Before a hardship discharge is considered, you will be offered a modification of the payment plan. Payments under Chapter 13 are made from your disposable income. A temporary loss of disposable income can be addressed by reducing the payments being owed. A hardship discharge is a last resort option.
In essence, a hardship discharge prevents the conversion of a Chapter 13 to a Chapter 7 bankruptcy, after which a discharge will follow. Thus, it cannot be used as an opportunity to discharge the debt whenever you think that you can no longer make the payments (and if you do not qualify for a Chapter 7 bankruptcy).
Debts that will be Wiped Out through a Hardship Discharge
Arizona and federal laws suggest that a Chapter 13 hardship discharge can be used to get rid of unsecured, low priority debt.
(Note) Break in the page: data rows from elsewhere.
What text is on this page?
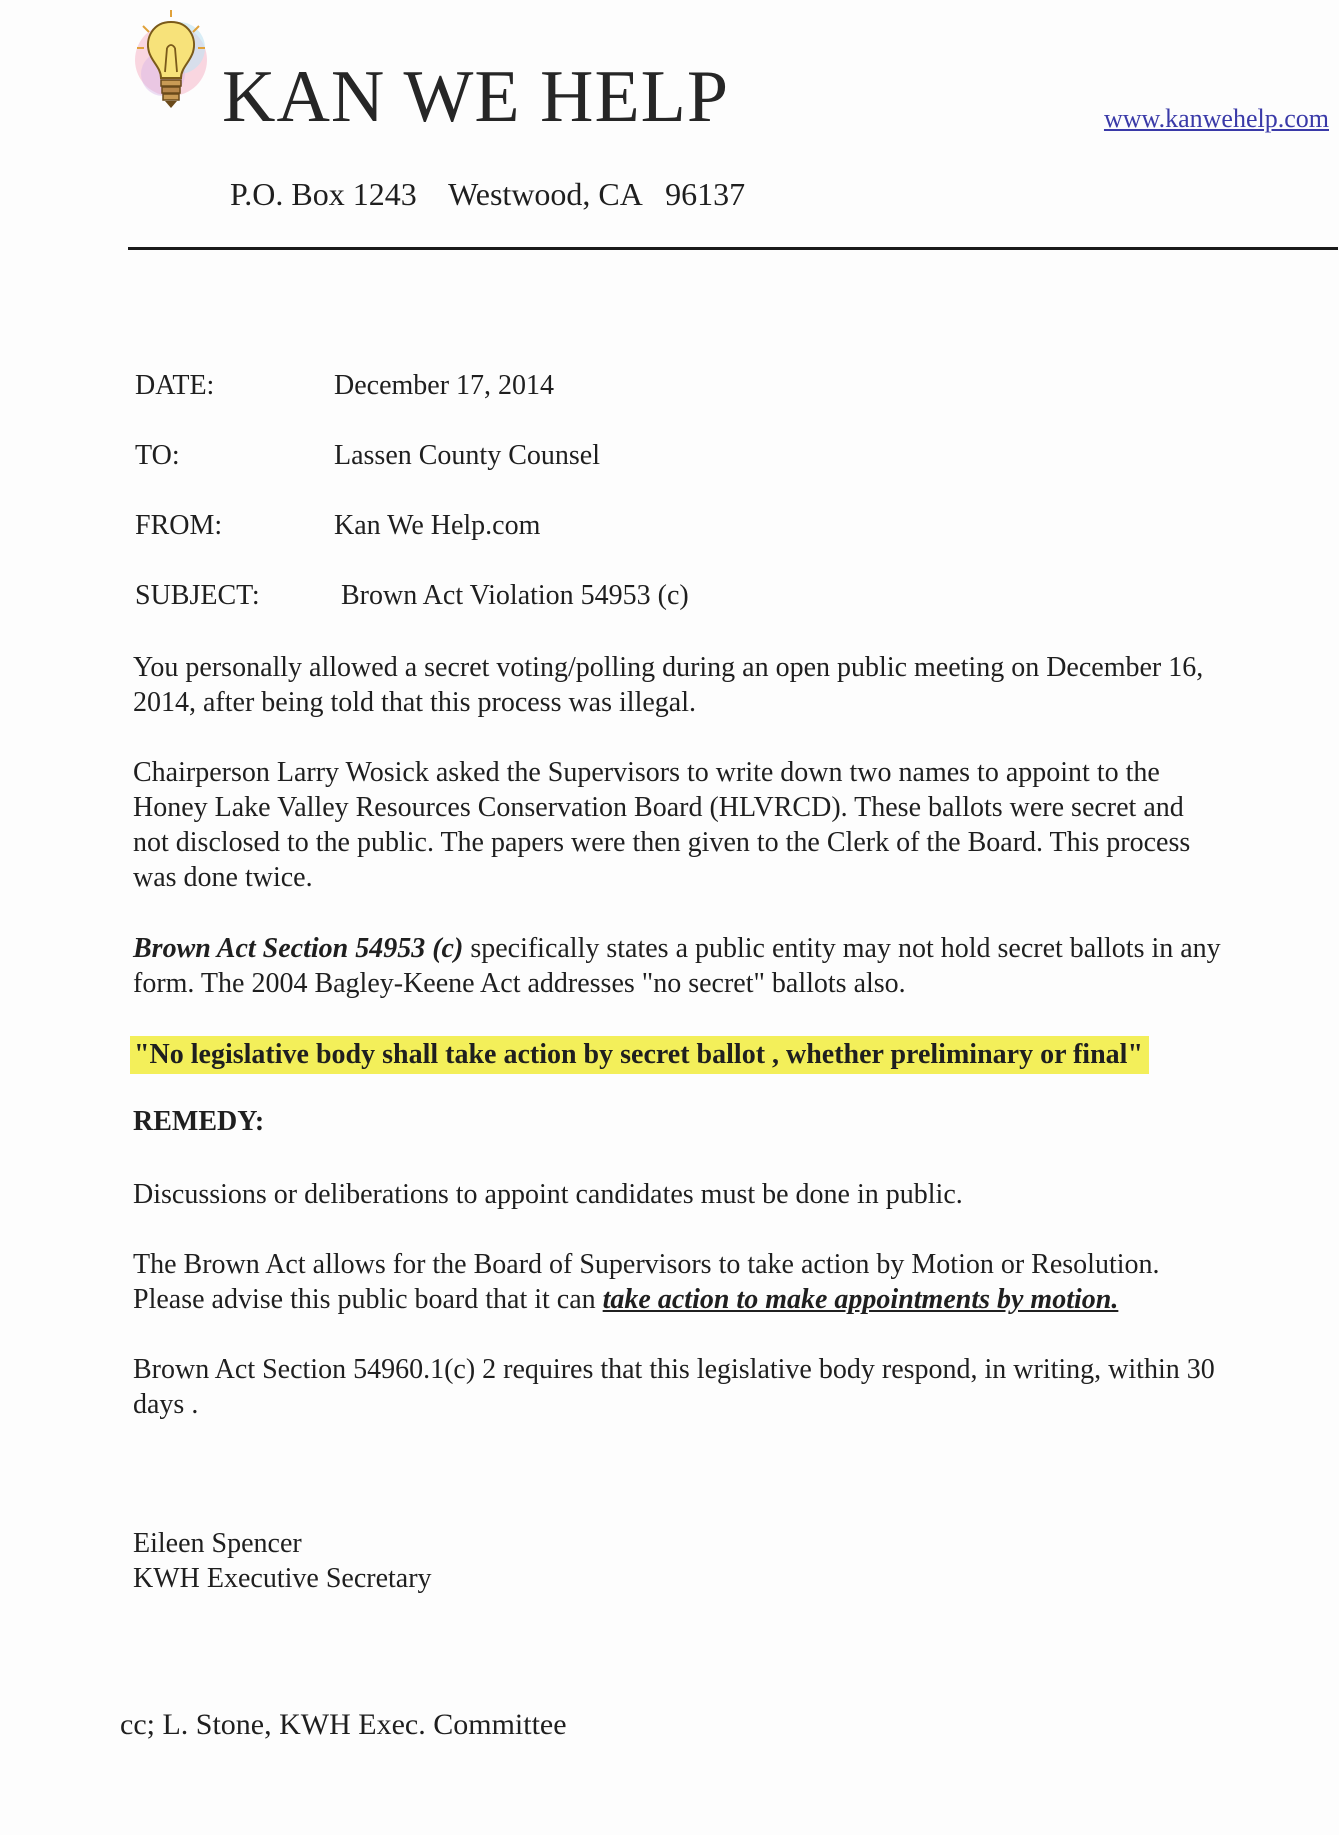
KAN WE HELP	www.kanwehelp.com
P.O. Box 1243    Westwood, CA   96137
DATE:	December 17, 2014
TO:	Lassen County Counsel
FROM:	Kan We Help.com
SUBJECT:	Brown Act Violation 54953 (c)
You personally allowed a secret voting/polling during an open public meeting on December 16,
2014, after being told that this process was illegal.
Chairperson Larry Wosick asked the Supervisors to write down two names to appoint to the
Honey Lake Valley Resources Conservation Board (HLVRCD). These ballots were secret and
not disclosed to the public. The papers were then given to the Clerk of the Board. This process
was done twice.
Brown Act Section 54953 (c) specifically states a public entity may not hold secret ballots in any
form. The 2004 Bagley-Keene Act addresses "no secret" ballots also.
"No legislative body shall take action by secret ballot , whether preliminary or final"
REMEDY:
Discussions or deliberations to appoint candidates must be done in public.
The Brown Act allows for the Board of Supervisors to take action by Motion or Resolution.
Please advise this public board that it can take action to make appointments by motion.
Brown Act Section 54960.1(c) 2 requires that this legislative body respond, in writing, within 30
days .
Eileen Spencer
KWH Executive Secretary
cc; L. Stone, KWH Exec. Committee
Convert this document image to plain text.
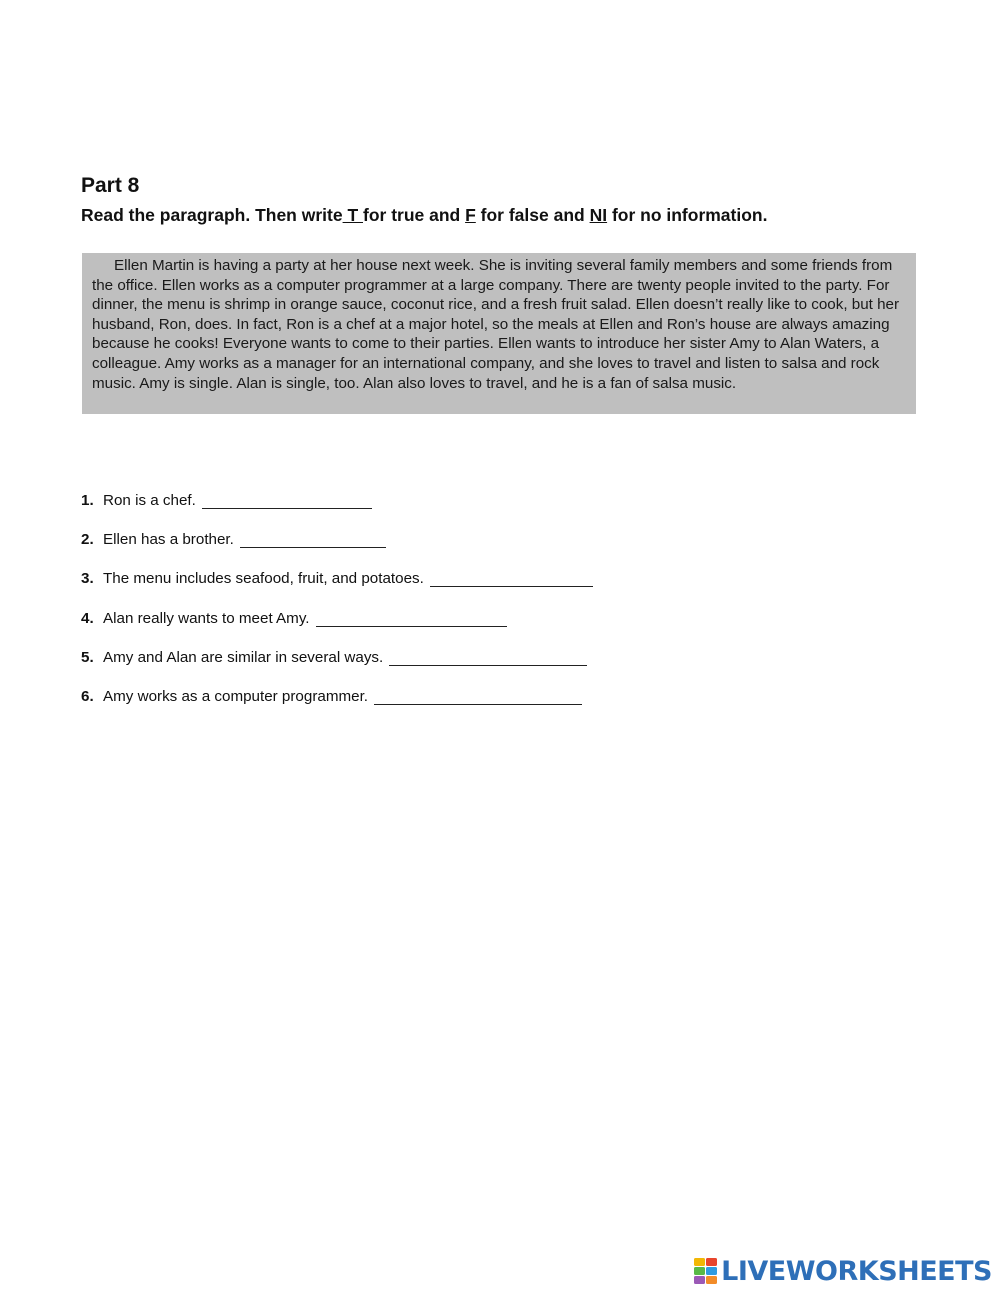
Part 8

Read the paragraph. Then write T for true and F for false and NI for no information.

Ellen Martin is having a party at her house next week. She is inviting several family members and some friends from the office. Ellen works as a computer programmer at a large company. There are twenty people invited to the party. For dinner, the menu is shrimp in orange sauce, coconut rice, and a fresh fruit salad. Ellen doesn’t really like to cook, but her husband, Ron, does. In fact, Ron is a chef at a major hotel, so the meals at Ellen and Ron’s house are always amazing because he cooks! Everyone wants to come to their parties. Ellen wants to introduce her sister Amy to Alan Waters, a colleague. Amy works as a manager for an international company, and she loves to travel and listen to salsa and rock music. Amy is single. Alan is single, too. Alan also loves to travel, and he is a fan of salsa music.

1. Ron is a chef.
2. Ellen has a brother.
3. The menu includes seafood, fruit, and potatoes.
4. Alan really wants to meet Amy.
5. Amy and Alan are similar in several ways.
6. Amy works as a computer programmer.
LIVEWORKSHEETS
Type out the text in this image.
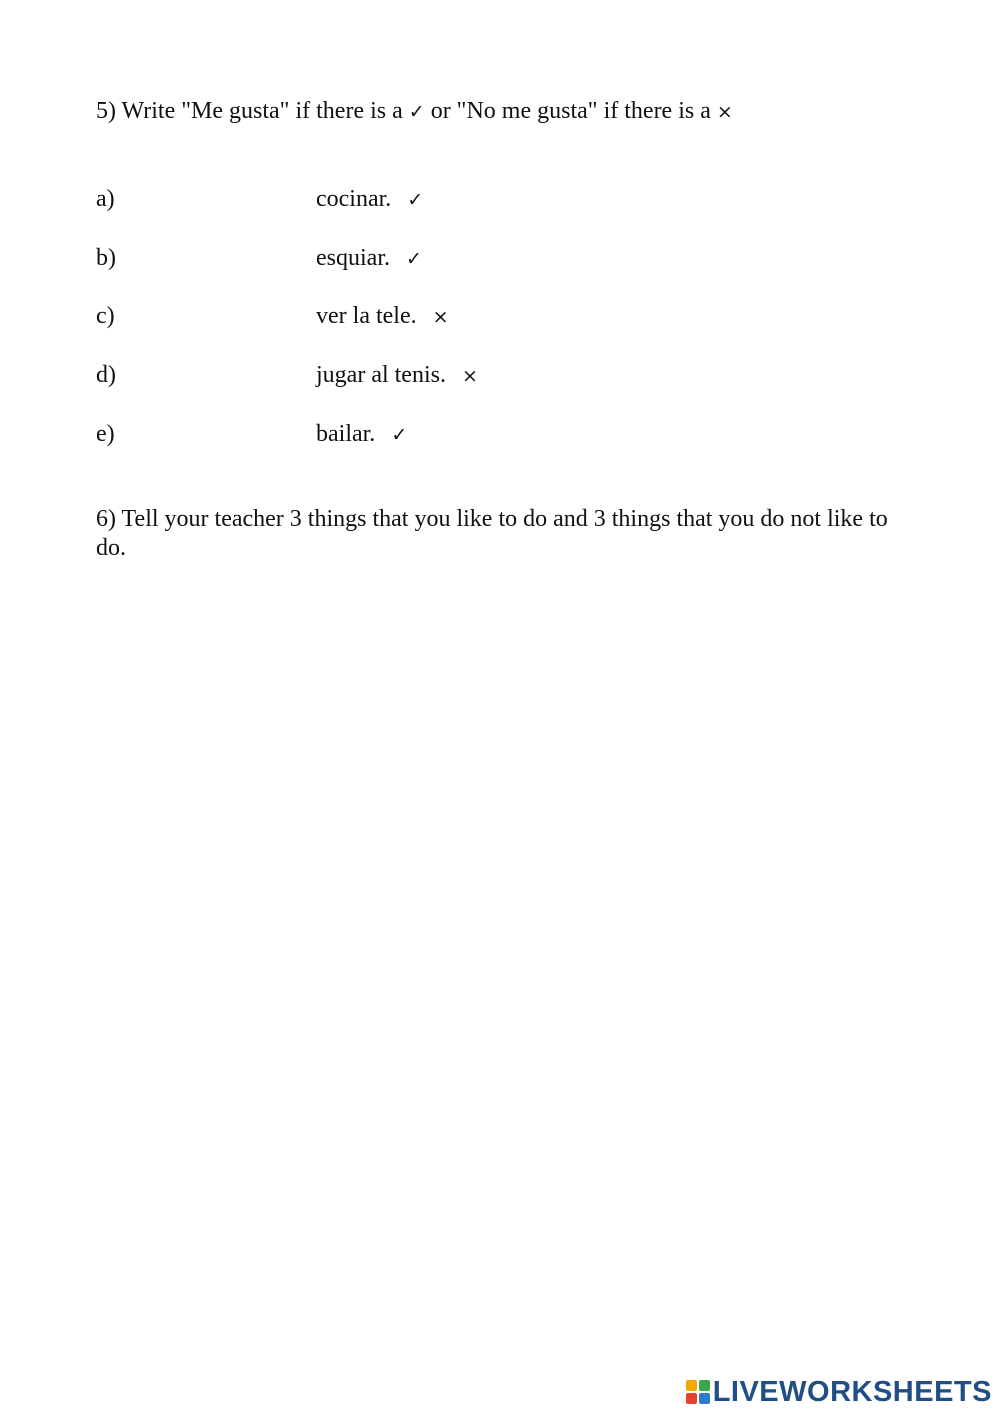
5) Write "Me gusta" if there is a ✓ or "No me gusta" if there is a ×
a)	cocinar. ✓
b)	esquiar. ✓
c)	ver la tele. ×
d)	jugar al tenis. ×
e)	bailar. ✓
6) Tell your teacher 3 things that you like to do and 3 things that you do not like to do.
LIVEWORKSHEETS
There are certain kinds of debt that cannot be discharged, even if you experience a serious and permanent change in your financial situation.
Some of the debts that you will still have to make a payment towards include:
- High priority and secured debts
- All debts that have not been listed in the bankruptcy documentation
- Student loans
- Federal, state and local taxes
- Alimony and child support payments
- Debts that the debtor has failed to discharge in a previous bankruptcy filing
Even when it comes to the debt that will be wiped out in a hardship discharge, creditors still have the right to object to the decision.
A successful objection could be based on several factors. The use of credit cards with no repayment and fraudulent acts, for example, will make it relatively easy for a creditor to file a successful objection.
Whenever a creditor objects, the court will take a close look at the circumstances under which the debt was accumulated. Based on these considerations, a decision will be made concerning the possibility for the legal elimination of the debt. Always consult with experienced bankruptcy lawyer to review all possibilities.